In my publication supported by the Walter Ahlström Foundation, ”Rapid Deployment of Deep Learning-Based Condition Monitoring for Rotating Machines” (IEEE Access, 2025), we have developed a new method based on deep learning and prototypical networks, called Rapid-FSCM. The method is an important step towards intelligent condition monitoring that better takes into account industrial needs and realities than research focused purely on laboratory conditions.
Challenge
One of the most significant practical challenges is that deep learning requires substantial amounts of training data on identifiable faults. This data is naturally not available for new or relatively new machines, and may not be available for years.

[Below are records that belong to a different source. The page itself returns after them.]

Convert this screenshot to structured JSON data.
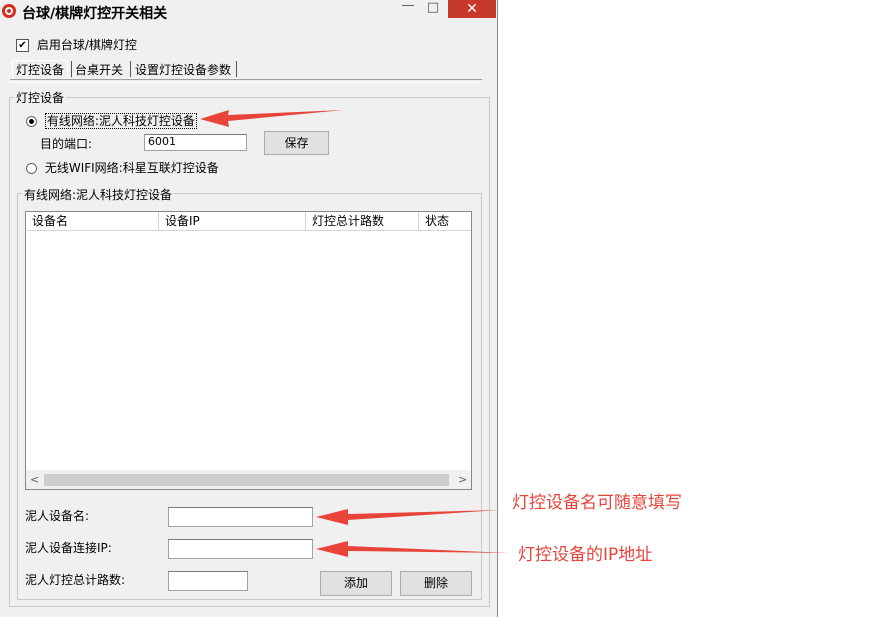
{
  "window": {
    "title": "台球/棋牌灯控开关相关",
    "controls": {
      "minimize": "—",
      "maximize": "□",
      "close": "✕"
    }
  },
  "enable_checkbox": {
    "label": "启用台球/棋牌灯控",
    "checked": true,
    "mark": "✔"
  },
  "tabs": [
    {
      "label": "灯控设备",
      "selected": true
    },
    {
      "label": "台桌开关",
      "selected": false
    },
    {
      "label": "设置灯控设备参数",
      "selected": false
    }
  ],
  "device_group": {
    "title": "灯控设备",
    "wired_option": {
      "label": "有线网络:泥人科技灯控设备",
      "selected": true
    },
    "port": {
      "label": "目的端口:",
      "value": "6001"
    },
    "save_button": "保存",
    "wifi_option": {
      "label": "无线WIFI网络:科星互联灯控设备",
      "selected": false
    }
  },
  "wired_group": {
    "title": "有线网络:泥人科技灯控设备",
    "columns": [
      "设备名",
      "设备IP",
      "灯控总计路数",
      "状态"
    ],
    "rows": [],
    "scroll_left": "<",
    "scroll_right": ">",
    "device_name": {
      "label": "泥人设备名:",
      "value": ""
    },
    "device_ip": {
      "label": "泥人设备连接IP:",
      "value": ""
    },
    "light_count": {
      "label": "泥人灯控总计路数:",
      "value": ""
    },
    "add_button": "添加",
    "delete_button": "删除"
  },
  "annotations": {
    "name_note": "灯控设备名可随意填写",
    "ip_note": "灯控设备的IP地址",
    "color": "#e8443a"
  }
}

However, common examples of similar faults, such as bearing and gear faults, are almost certainly available, as bearings in particular are used in nearly all rotating machines.
Innovation & Approach
The Rapid-FSCM method we developed enables the combination of extensive training data from other machines with a small number of examples from the target machine. This allows intelligent fault diagnostics to be deployed significantly earlier.
In addition, the method can be seamlessly used for anomaly detection even before any fault examples exist for the target machine, enabling partial benefits to be achieved for any new machine almost immediately.
Next Phase & Impact
The goal of the ongoing next phase of this research is to completely eliminate the need to collect fault examples separately for each machine.
By combining the often-overlooked understanding of physics from traditional mechanical engineering with data-driven learning, we can move from machine-specific solutions to machine-independent diagnostics. In this way, the same model can identify a crack in a gear tooth in any gearbox, rather than only in a specific gear of a specific machine.